Whale songs used to depict under the ocean floor

Image of a large whale.

People tend to think of seismic waves as just more than signals of tectonic events, such as an earthquake or lava moving beneath a volcano. But these vibrations are also our best way to get a clear picture of the internal structure of our planet. By watching the vibration paths shift as they encounter different materials, we can get an idea of ​​where different rock layers meet, where rock melts, and more.

In some cases, we get this picture by waiting for a natural event to produce the seismic waves. In others, we become impatient and place explosive charges on or use a powerful audio device. Today the Václav Kuna en John Near Oregon State University describes another option: wait for a whale to float next. Using the songs of passing fin whales, the researchers were able to reconstruct the upper layers of the seabed off the coast of Oregon.

Quite a song

The song of a finfish is not exactly the kind of thing you would normally describe as musical. It’s mostly around 20Hz, which sounds more like a series of clicks than a continuous sound, and the whales produce it in second-long bursts, separated by decades of seconds. But they are hard. A guidance on hearing risks puts danger at any level above 80 decibels and the loudest concerts are that it is around 120 decibels. The song of a fin whale can be about 190 decibels, and it usually takes hours.

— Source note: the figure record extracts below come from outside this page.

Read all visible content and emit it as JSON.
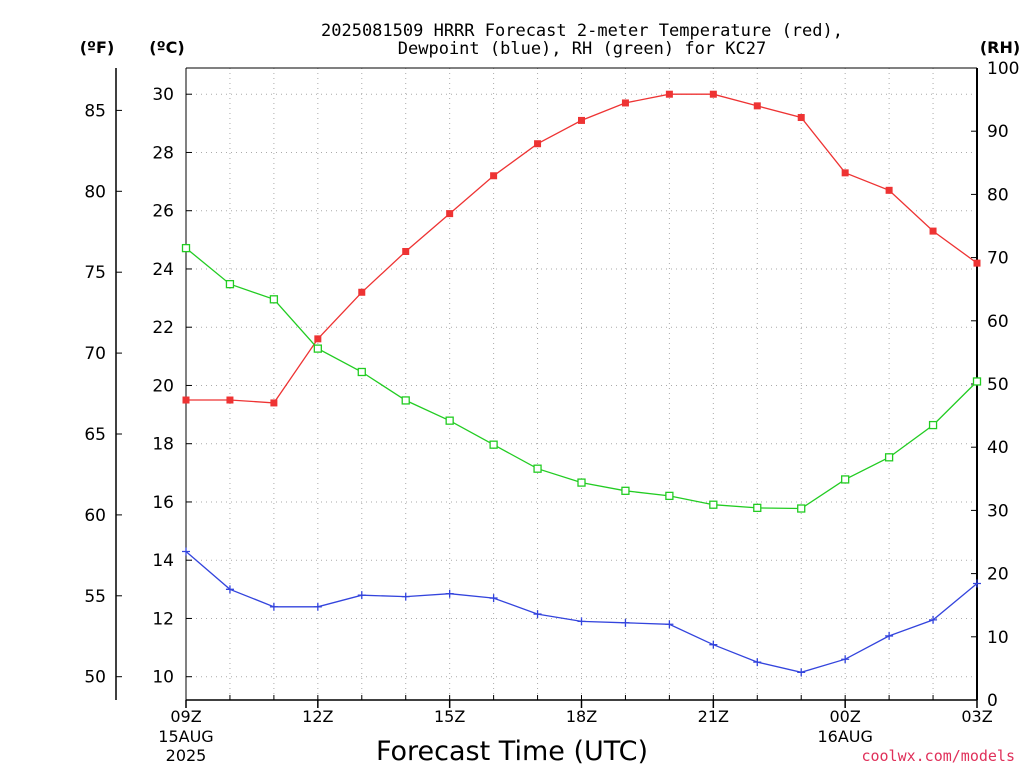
{
  "chart_data": {
    "type": "line",
    "title_line1": "2025081509 HRRR Forecast 2-meter Temperature (red),",
    "title_line2": "Dewpoint (blue), RH (green) for KC27",
    "xlabel": "Forecast Time (UTC)",
    "credit": "coolwx.com/models",
    "unit_f": "(ºF)",
    "unit_c": "(ºC)",
    "unit_rh": "(RH)",
    "x_hours": [
      0,
      1,
      2,
      3,
      4,
      5,
      6,
      7,
      8,
      9,
      10,
      11,
      12,
      13,
      14,
      15,
      16,
      17,
      18
    ],
    "x_ticks": [
      {
        "h": 0,
        "label": "09Z",
        "sub": [
          "15AUG",
          "2025"
        ]
      },
      {
        "h": 3,
        "label": "12Z",
        "sub": []
      },
      {
        "h": 6,
        "label": "15Z",
        "sub": []
      },
      {
        "h": 9,
        "label": "18Z",
        "sub": []
      },
      {
        "h": 12,
        "label": "21Z",
        "sub": []
      },
      {
        "h": 15,
        "label": "00Z",
        "sub": [
          "16AUG"
        ]
      },
      {
        "h": 18,
        "label": "03Z",
        "sub": []
      }
    ],
    "c_range": [
      9.2,
      30.9
    ],
    "c_ticks": [
      "10",
      "12",
      "14",
      "16",
      "18",
      "20",
      "22",
      "24",
      "26",
      "28",
      "30"
    ],
    "f_ticks": [
      "50",
      "55",
      "60",
      "65",
      "70",
      "75",
      "80",
      "85"
    ],
    "rh_range": [
      0,
      100
    ],
    "rh_ticks": [
      "0",
      "10",
      "20",
      "30",
      "40",
      "50",
      "60",
      "70",
      "80",
      "90",
      "100"
    ],
    "grid": true,
    "series": [
      {
        "name": "Temperature",
        "axis": "c",
        "color": "#ee3333",
        "marker": "filled-square",
        "values": [
          19.5,
          19.5,
          19.4,
          21.6,
          23.2,
          24.6,
          25.9,
          27.2,
          28.3,
          29.1,
          29.7,
          30.0,
          30.0,
          29.6,
          29.2,
          27.3,
          26.7,
          25.3,
          24.2
        ]
      },
      {
        "name": "Dewpoint",
        "axis": "c",
        "color": "#3344dd",
        "marker": "plus",
        "values": [
          14.3,
          13.0,
          12.4,
          12.4,
          12.8,
          12.75,
          12.85,
          12.7,
          12.15,
          11.9,
          11.85,
          11.8,
          11.1,
          10.5,
          10.15,
          10.6,
          11.4,
          11.95,
          13.2
        ]
      },
      {
        "name": "RH",
        "axis": "rh",
        "color": "#22cc22",
        "marker": "open-square",
        "values": [
          71.5,
          65.8,
          63.4,
          55.6,
          51.9,
          47.4,
          44.2,
          40.4,
          36.6,
          34.4,
          33.1,
          32.3,
          30.9,
          30.4,
          30.3,
          34.9,
          38.4,
          43.5,
          50.4
        ]
      }
    ]
  }
}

As it turns out, the frequency of whale calls is within the range of a bunch of underwater seismographs that researchers have placed on the ocean floor west of the Oregon coast. These seismographs are signals 100 times per second, so they can easily record the song of a finfish.

And in fact, the equipment picked up the songs. By focusing on the calls themselves, Kuna en Nábėlek could detect the whales while singing.

The songs they recorded usually lasted for hours, during which the whales traveled between 4 and 10 kilometers per hour through the area. This meant that the journey filled with songs ranged between 15 and 40 kilometers. During these voyages, each individual whale produced 200 to 500 individual bursts that could be picked up by the seismographs.

But the whale’s songs don’t just reach the seismographs directly. Some of the sound waves come there after bouncing off the ocean’s surface or floor – and some bounce more than once between the two. Others hit the ocean floor and reflect the various layers of material beneath it. Everyone reaches the instrument at different times within the 40-second window between each sonic element of the song.

The echo created by a fin whale is quite complicated.
Enlarge / The echoes created by a fin whale are quite complicated.

Kuna en Nábelek

To reconstruct the exact details of what signals originate, and when they are complicated, to soften them. But earth scientists have a lot of experience with these kinds of things. Waves following certain paths need enough physical space between the whale and the seismometer to undergo all the reflections involved. Thus, certain elements are cut off when the whale gets closer than 12 kilometers, and another set is cut out at 4 kilometers.

By combining these details, Kuna en Nábėlek was is able to determine the thickness of the sediment layer, a layer formed by lava flows beneath it, and more robust volcanic rock beneath it. The seismometers were even sensitive enough to register differences in the amount of sediment, which was between 400 and 650 meters thick.

Overall, the resolution was not as good as you would get with human-activated sounds from the water surface. But critically, you do not need an actual boat above the seismograph range to get data. This is not a big limitation for a particular study, but there are probably many more underwater sensors than people intentionally making seismic waves to pick up. Fin whales have a worldwide variety, so there will probably be a few.

There are areas with intricate topography – meaning there are a lot of bumps on the ocean floor – where reading a whale song would probably not be as effective. But the researchers behind this work think they can probably increase the resolution by using another whale with a higher frequency song. They specifically suggest that pot visions are likely to do the trick.

Science, 2021. DOI: 10.1126 / science.abf3962 (On DOIs).